For product leaders in this landscape, a few principles emerge:
For traditional SaaS product teams, the lesson is clear: collaboration and integration are your moats now, not features. Storage won't hold you. Collaboration limits will. The way forward is building deeper team dependency and stickiness, then charging aggressively for it. Notion's 13% free-to-paid conversion reflects this: they've built something sufficiently integrated into team workflows that people will pay to expand access.

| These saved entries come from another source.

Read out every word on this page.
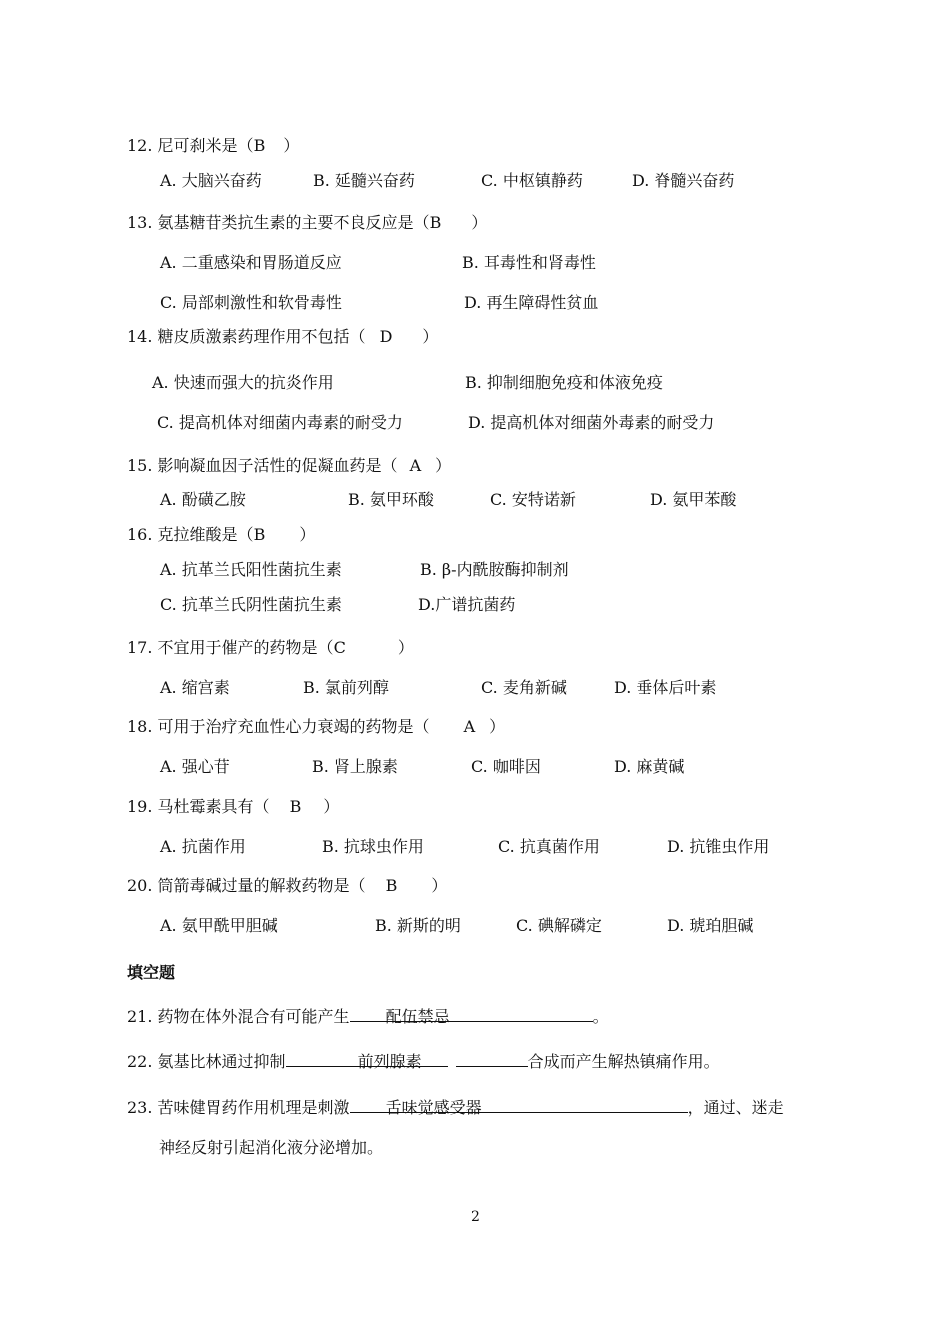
12. 尼可刹米是（B ）
A. 大脑兴奋药	B. 延髓兴奋药	C. 中枢镇静药	D. 脊髓兴奋药
13. 氨基糖苷类抗生素的主要不良反应是（B ）
A. 二重感染和胃肠道反应	B. 耳毒性和肾毒性
C. 局部刺激性和软骨毒性	D. 再生障碍性贫血
14. 糖皮质激素药理作用不包括（ D ）
A. 快速而强大的抗炎作用	B. 抑制细胞免疫和体液免疫
C. 提高机体对细菌内毒素的耐受力	D. 提高机体对细菌外毒素的耐受力
15. 影响凝血因子活性的促凝血药是（ A ）
A. 酚磺乙胺	B. 氨甲环酸	C. 安特诺新	D. 氨甲苯酸
16. 克拉维酸是（B ）
A. 抗革兰氏阳性菌抗生素	B. β-内酰胺酶抑制剂
C. 抗革兰氏阴性菌抗生素	D.广谱抗菌药
17. 不宜用于催产的药物是（C	）
A. 缩宫素	B. 氯前列醇	C. 麦角新碱	D. 垂体后叶素
18. 可用于治疗充血性心力衰竭的药物是（ A ）
A. 强心苷	B. 肾上腺素	C. 咖啡因	D. 麻黄碱
19. 马杜霉素具有（ B ）
A. 抗菌作用	B. 抗球虫作用	C. 抗真菌作用	D. 抗锥虫作用
20. 筒箭毒碱过量的解救药物是（ B ）
A. 氨甲酰甲胆碱	B. 新斯的明	C. 碘解磷定	D. 琥珀胆碱
填空题
21. 药物在体外混合有可能产生 配伍禁忌	。
22. 氨基比林通过抑制	前列腺素	合成而产生解热镇痛作用。
23. 苦味健胃药作用机理是刺激 舌味觉感受器	，通过、迷走
神经反射引起消化液分泌增加。
2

For AI application teams, the immediate imperative is to reduce churn by building pricing that signals commitment. The NRR data is merciless: products priced below $50/month are perceived as toys; products above $250/month are perceived as strategic. The middle ground is dangerous. Consider whether you're building a free consumer product, a committed professional tool, or a specialized enterprise application. Price accordingly, because price is now a product signal.
For enterprise buyers, 2025 is an inflection year. With nearly 80% of companies already adopting AI in at least one business unit, and CIOs demanding 20% reductions in vendor count, consolidation pressure is intense. Platforms offering integrated workflows (AI + productivity + collaboration in one suite) gain enormous leverage. Single-purpose AI tools face increasing vulnerability to replacement or integration.
The irony cuts deep: in a market obsessed with AI as a cost-cutting technology, the most successful players made their pricing far more complex, less transparent, and more dependent on psychology. The free tier didn't disappear—it transformed. The seat-based model didn't die—it's just inadequate now. What's replacing it is layered, context-dependent pricing that forces every user and buyer into continuous tradeoffs about value.
This is what 2025 looks like: not disruption, but bifurcation. Two markets, two pricing logics, and an ever-widening gap between them.